Where Trattoria is steeped in Northern Italian culinary traditions and is famous for its plentiful antipasti bar, the Redeye Grill is an eclectic hybrid of New York and California menu themes.
In fact, the restaurant, as the name implies, was conceived for people who have just deplaned from a red-eye flight but want to eat rather than sleep. Fireman crafted the Redeye Grill as a dining center that blends good service, a vibrant ambience and a menu that blends the best of New York and California cuisine.
“I think the Redeye Grill serves a niche that has not been served in the marketplace,” Fireman said. “It’s the kind of food a New Yorker would want to find in California or a Californian would want to find in New York.”
Fireman said dinner and lunch sales have exceeded expectations at the Redeye Grill to the extent that he may consider converting some of the upstairs private party space for regular a la carte lunch. Meanwhile, requests for reservations are stretching into 1997, while hosts are forced to turn away walk-ins.
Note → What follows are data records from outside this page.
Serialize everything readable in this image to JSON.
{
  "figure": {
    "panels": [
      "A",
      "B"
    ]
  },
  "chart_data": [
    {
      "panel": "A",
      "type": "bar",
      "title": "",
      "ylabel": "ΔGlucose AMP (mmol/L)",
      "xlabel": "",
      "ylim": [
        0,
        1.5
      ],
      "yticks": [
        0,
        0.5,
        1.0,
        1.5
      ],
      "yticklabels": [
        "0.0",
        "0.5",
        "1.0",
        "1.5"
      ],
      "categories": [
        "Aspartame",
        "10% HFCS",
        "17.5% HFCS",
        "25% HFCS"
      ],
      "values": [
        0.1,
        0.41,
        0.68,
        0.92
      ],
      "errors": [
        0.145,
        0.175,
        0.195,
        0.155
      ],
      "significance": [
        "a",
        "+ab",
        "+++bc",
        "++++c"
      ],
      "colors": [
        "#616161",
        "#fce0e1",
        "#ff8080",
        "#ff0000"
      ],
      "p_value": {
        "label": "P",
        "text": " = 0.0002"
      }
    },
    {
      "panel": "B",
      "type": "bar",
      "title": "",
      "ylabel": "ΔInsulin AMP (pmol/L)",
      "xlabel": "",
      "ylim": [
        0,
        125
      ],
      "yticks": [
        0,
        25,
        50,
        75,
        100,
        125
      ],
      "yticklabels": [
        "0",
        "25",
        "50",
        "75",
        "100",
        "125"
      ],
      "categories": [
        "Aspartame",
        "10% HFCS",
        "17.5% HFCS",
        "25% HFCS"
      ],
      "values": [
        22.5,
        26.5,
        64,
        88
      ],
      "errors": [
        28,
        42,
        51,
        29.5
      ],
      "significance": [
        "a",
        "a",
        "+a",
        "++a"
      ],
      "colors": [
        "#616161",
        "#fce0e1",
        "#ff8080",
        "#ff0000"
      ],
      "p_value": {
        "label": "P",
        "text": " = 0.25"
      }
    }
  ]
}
Seafood is a key marketing and entertainment theme at the Redeye Grill. It’s the first restaurant to feature what Fireman calls a “dancing shrimp bar.” In this case two bronze-colored metal sculptures of giant shrimp rotate in place above the cocktail lounge and a shrimp bar/salad station, manned continuously by a cook who fillets a wide selection of smoked fish for appetizers.
Dishes that seemed destined to became signatures are the steak frites salad, $18.95; chimichurri-pressed brick chicken with fried potatoes and tomato basil salad, $15.95; and penne with porcini-crusted chicken, portobello mushroom and truffle olive oil, $15.25.
The Redeye Grill seems destined to become one of New York’s more visually arresting restaurants. Passers-by line the large window walls, which reveal the rich colors and open space.
Upon entering Redeye Grill, diners pass underneath a large red model airplane, the icon for the restaurant. The dining room is divided into a New York Room and a California Room. In the New York Room, four-sided structural columns are adorned with rich,-hand-painted murals of Manhattan street scenes, depicting whimsicality and a bit of ribaldry.
Guests enter the California Room by passing under a large, antique portrait mural of Hollywood legends having a good time at a piano bar. The room itself is decorated in green and blonde-wood accents, which are carried through upstairs to the private dining rooms.
Centered amid hotels that have been reducing their food service facilities, the Redeye Grill is establishing room-service relationships with a few hot-els. The hotels will supply the runners, Fireman said.
“I expect we will become tire largest brunch house in the city,” he predicted.
He said two major chains already have approached him about exporting the concept to other cities.
“Everybody loves that New York-and-California dining scene,” he said. “Perhaps we will see the tastes of the coasts in the Midwest.”